Particularly concerning media representation, sexual expression that depicts such behavior does not exist within a vacuum. Purportedly feminist pornographic representations of erotic asphyxiation, hair pulling, and a myriad of other tools of sexual violence are inherently perpetuating this conduct as the norm, when it is anything but. In a study comparing undergraduate women who have been repeatedly choked to those who had not, neuroscientists at the American Academy of Neurology found that the former showed a reduction in cortical folding in the brain. Additionally, they exemplified widespread cortical thickening associated with an elevated risk of later-onset mental illness. “In completing simple memory tasks, their brains had to work far harder than the control group, recruiting from more regions to achieve the same level of accuracy.”
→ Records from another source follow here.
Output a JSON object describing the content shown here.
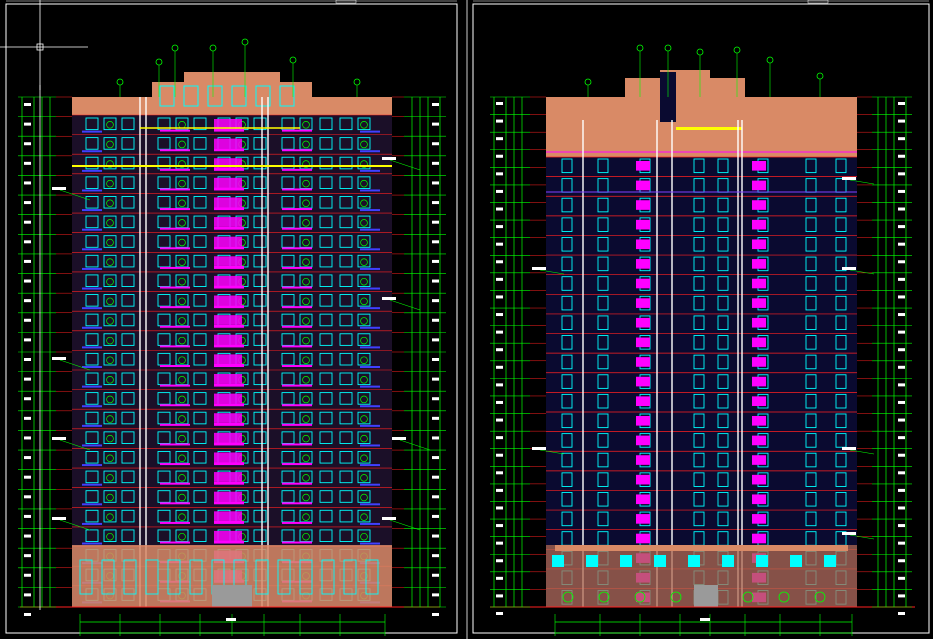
{
  "app": {
    "type": "cad-drawing",
    "background": "#000000",
    "panels": [
      {
        "id": "left-elevation",
        "floors": 26
      },
      {
        "id": "right-elevation",
        "floors": 26
      }
    ]
  },
  "colors": {
    "frame": "#ffffff",
    "dim": "#00ff00",
    "floorline": "#ff2020",
    "window": "#00ffff",
    "accent": "#ff00ff",
    "wall": "#d98a66",
    "yellow": "#ffff00",
    "blue": "#4040ff",
    "grey": "#9a9a9a"
  },
  "icons": {
    "crosshair": "crosshair-cursor-icon"
  }
}
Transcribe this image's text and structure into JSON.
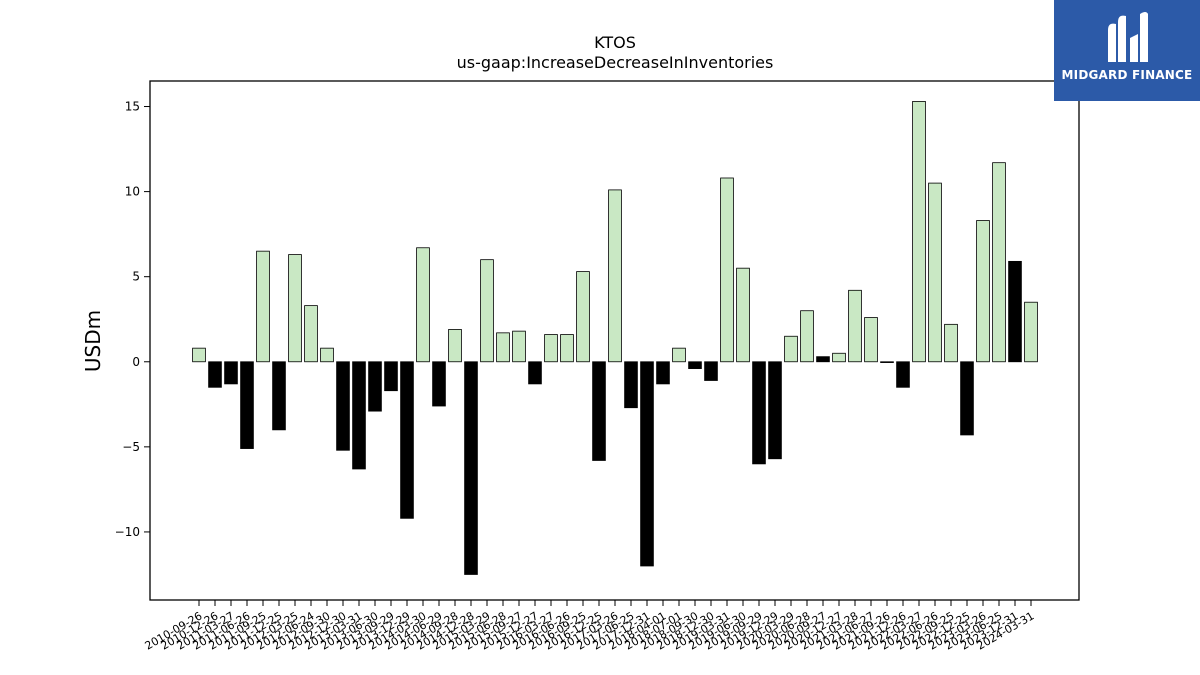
{
  "brand": {
    "name": "MIDGARD FINANCE",
    "bg_color": "#2c5aa8"
  },
  "chart_data": {
    "type": "bar",
    "title": "KTOS",
    "subtitle": "us-gaap:IncreaseDecreaseInInventories",
    "xlabel": "",
    "ylabel": "USDm",
    "ylim": [
      -14,
      16.5
    ],
    "yticks": [
      -10,
      -5,
      0,
      5,
      10,
      15
    ],
    "grid": false,
    "colors": {
      "positive": "#c9e8c4",
      "negative": "#000000",
      "highlight": "#000000",
      "edge": "#000000"
    },
    "categories": [
      "2010-09-26",
      "2010-12-26",
      "2011-03-27",
      "2011-06-26",
      "2011-09-25",
      "2011-12-25",
      "2012-03-25",
      "2012-06-24",
      "2012-09-30",
      "2012-12-30",
      "2013-03-31",
      "2013-06-30",
      "2013-09-29",
      "2013-12-29",
      "2014-03-30",
      "2014-06-29",
      "2014-09-28",
      "2014-12-28",
      "2015-03-29",
      "2015-06-28",
      "2015-09-27",
      "2015-12-27",
      "2016-03-27",
      "2016-06-26",
      "2016-09-25",
      "2016-12-25",
      "2017-03-26",
      "2017-06-25",
      "2017-12-31",
      "2018-04-01",
      "2018-07-01",
      "2018-09-30",
      "2018-12-30",
      "2019-03-31",
      "2019-06-30",
      "2019-09-29",
      "2019-12-29",
      "2020-03-29",
      "2020-06-28",
      "2020-09-27",
      "2020-12-27",
      "2021-03-28",
      "2021-06-27",
      "2021-09-26",
      "2021-12-26",
      "2022-03-27",
      "2022-06-26",
      "2022-09-25",
      "2022-12-25",
      "2023-03-26",
      "2023-06-25",
      "2023-12-31",
      "2024-03-31"
    ],
    "values": [
      0.8,
      -1.5,
      -1.3,
      -5.1,
      6.5,
      -4.0,
      6.3,
      3.3,
      0.8,
      -5.2,
      -6.3,
      -2.9,
      -1.7,
      -9.2,
      6.7,
      -2.6,
      1.9,
      -12.5,
      6.0,
      1.7,
      1.8,
      -1.3,
      1.6,
      1.6,
      5.3,
      -5.8,
      10.1,
      -2.7,
      -12.0,
      -1.3,
      0.8,
      -0.4,
      -1.1,
      10.8,
      5.5,
      -6.0,
      -5.7,
      1.5,
      3.0,
      0.3,
      0.5,
      4.2,
      2.6,
      0.0,
      -1.5,
      15.3,
      10.5,
      2.2,
      -4.3,
      8.3,
      11.7,
      5.9,
      3.5
    ],
    "highlight_categories": [
      "2020-09-27",
      "2023-12-31"
    ]
  }
}
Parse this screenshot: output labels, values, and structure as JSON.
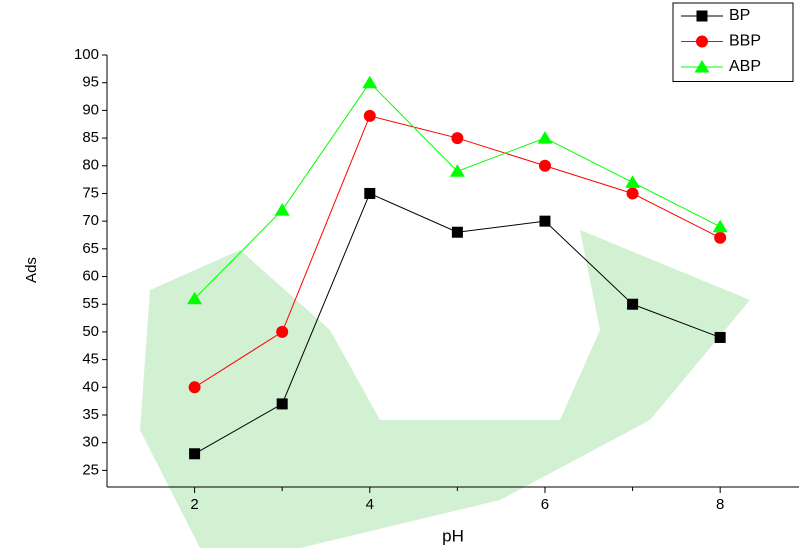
{
  "chart_data": {
    "type": "line",
    "x_label": "pH",
    "y_label": "Ads",
    "x": [
      2,
      3,
      4,
      5,
      6,
      7,
      8
    ],
    "series": [
      {
        "name": "BP",
        "color": "#000000",
        "marker": "square",
        "values": [
          28,
          37,
          75,
          68,
          70,
          55,
          49
        ]
      },
      {
        "name": "BBP",
        "color": "#ff0000",
        "marker": "circle",
        "values": [
          40,
          50,
          89,
          85,
          80,
          75,
          67
        ]
      },
      {
        "name": "ABP",
        "color": "#00ff00",
        "marker": "triangle",
        "values": [
          56,
          72,
          95,
          79,
          85,
          77,
          69
        ]
      }
    ],
    "xlim": [
      1,
      8.9
    ],
    "xticks": [
      2,
      4,
      6,
      8
    ],
    "xminorticks": [
      3,
      5,
      7
    ],
    "ylim": [
      22,
      100
    ],
    "yticks": [
      25,
      30,
      35,
      40,
      45,
      50,
      55,
      60,
      65,
      70,
      75,
      80,
      85,
      90,
      95,
      100
    ],
    "legend": "top-right"
  }
}
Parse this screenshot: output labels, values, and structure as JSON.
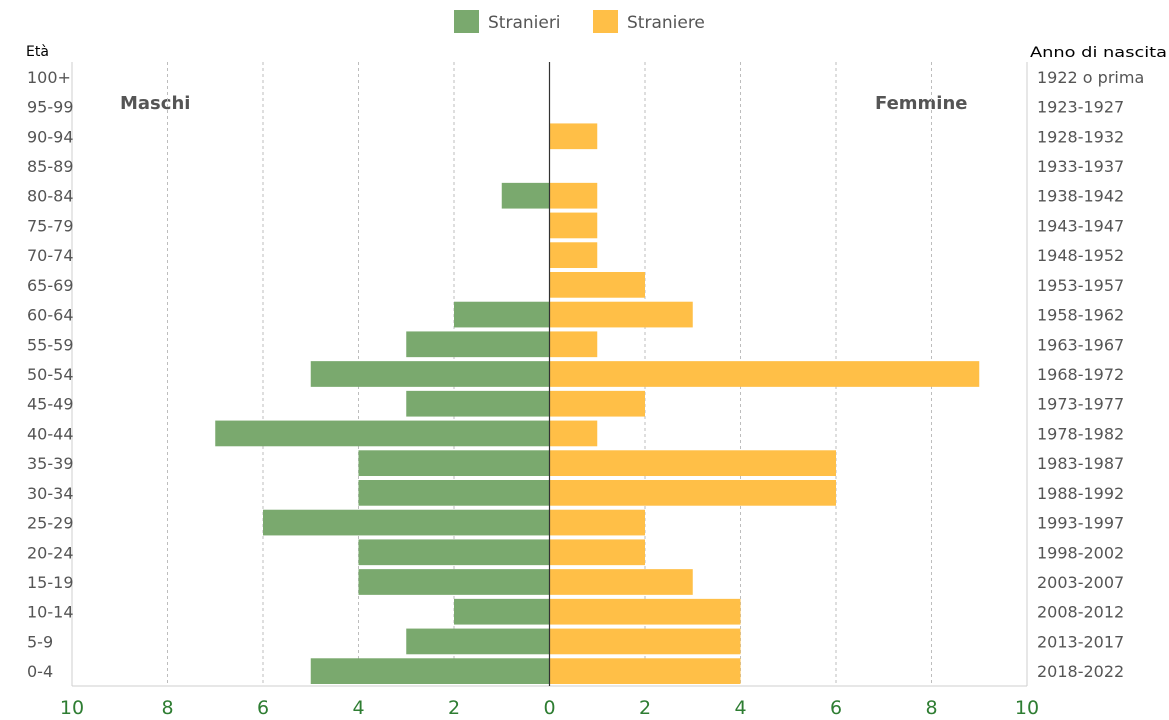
{
  "chart_data": {
    "type": "bar",
    "orientation": "horizontal",
    "layout": "population-pyramid",
    "left_header": "Età",
    "right_header": "Anno di nascita",
    "left_side_label": "Maschi",
    "right_side_label": "Femmine",
    "legend": [
      {
        "name": "Stranieri",
        "color": "#7aa96e"
      },
      {
        "name": "Straniere",
        "color": "#ffbf47"
      }
    ],
    "legend_position": "top-center",
    "xlim": [
      -10,
      10
    ],
    "x_ticks": [
      "10",
      "8",
      "6",
      "4",
      "2",
      "0",
      "2",
      "4",
      "6",
      "8",
      "10"
    ],
    "x_tick_values": [
      -10,
      -8,
      -6,
      -4,
      -2,
      0,
      2,
      4,
      6,
      8,
      10
    ],
    "grid": true,
    "age_groups": [
      "100+",
      "95-99",
      "90-94",
      "85-89",
      "80-84",
      "75-79",
      "70-74",
      "65-69",
      "60-64",
      "55-59",
      "50-54",
      "45-49",
      "40-44",
      "35-39",
      "30-34",
      "25-29",
      "20-24",
      "15-19",
      "10-14",
      "5-9",
      "0-4"
    ],
    "birth_years": [
      "1922 o prima",
      "1923-1927",
      "1928-1932",
      "1933-1937",
      "1938-1942",
      "1943-1947",
      "1948-1952",
      "1953-1957",
      "1958-1962",
      "1963-1967",
      "1968-1972",
      "1973-1977",
      "1978-1982",
      "1983-1987",
      "1988-1992",
      "1993-1997",
      "1998-2002",
      "2003-2007",
      "2008-2012",
      "2013-2017",
      "2018-2022"
    ],
    "series": [
      {
        "name": "Stranieri",
        "values": [
          0,
          0,
          0,
          0,
          1,
          0,
          0,
          0,
          2,
          3,
          5,
          3,
          7,
          4,
          4,
          6,
          4,
          4,
          2,
          3,
          5
        ]
      },
      {
        "name": "Straniere",
        "values": [
          0,
          0,
          1,
          0,
          1,
          1,
          1,
          2,
          3,
          1,
          9,
          2,
          1,
          6,
          6,
          2,
          2,
          3,
          4,
          4,
          4
        ]
      }
    ],
    "tick_color": "#2e7d32",
    "grid_color": "#bdbdbd"
  }
}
It is this very behavior that is currently being practiced across Pornhub and XVideos, and simultaneously in the beds of many high school and college students. As the United States emerges from its historically shameful stigma surrounding sex, it has fallen into an overcorrective system in which the structures once used to oppress and control women have been rebranded as empowering, when they are, in fact, quite the opposite. The solutions to a history littered with homophobia, religious persecution, and abstinence-only education will not come from oversexualized depictions of women through media and behavior. In reality, these practices are actively disempowering, stripping women of the autonomy fought for during three waves of feminism and erasing the intersectionality pivotal to sexual and feminist liberation.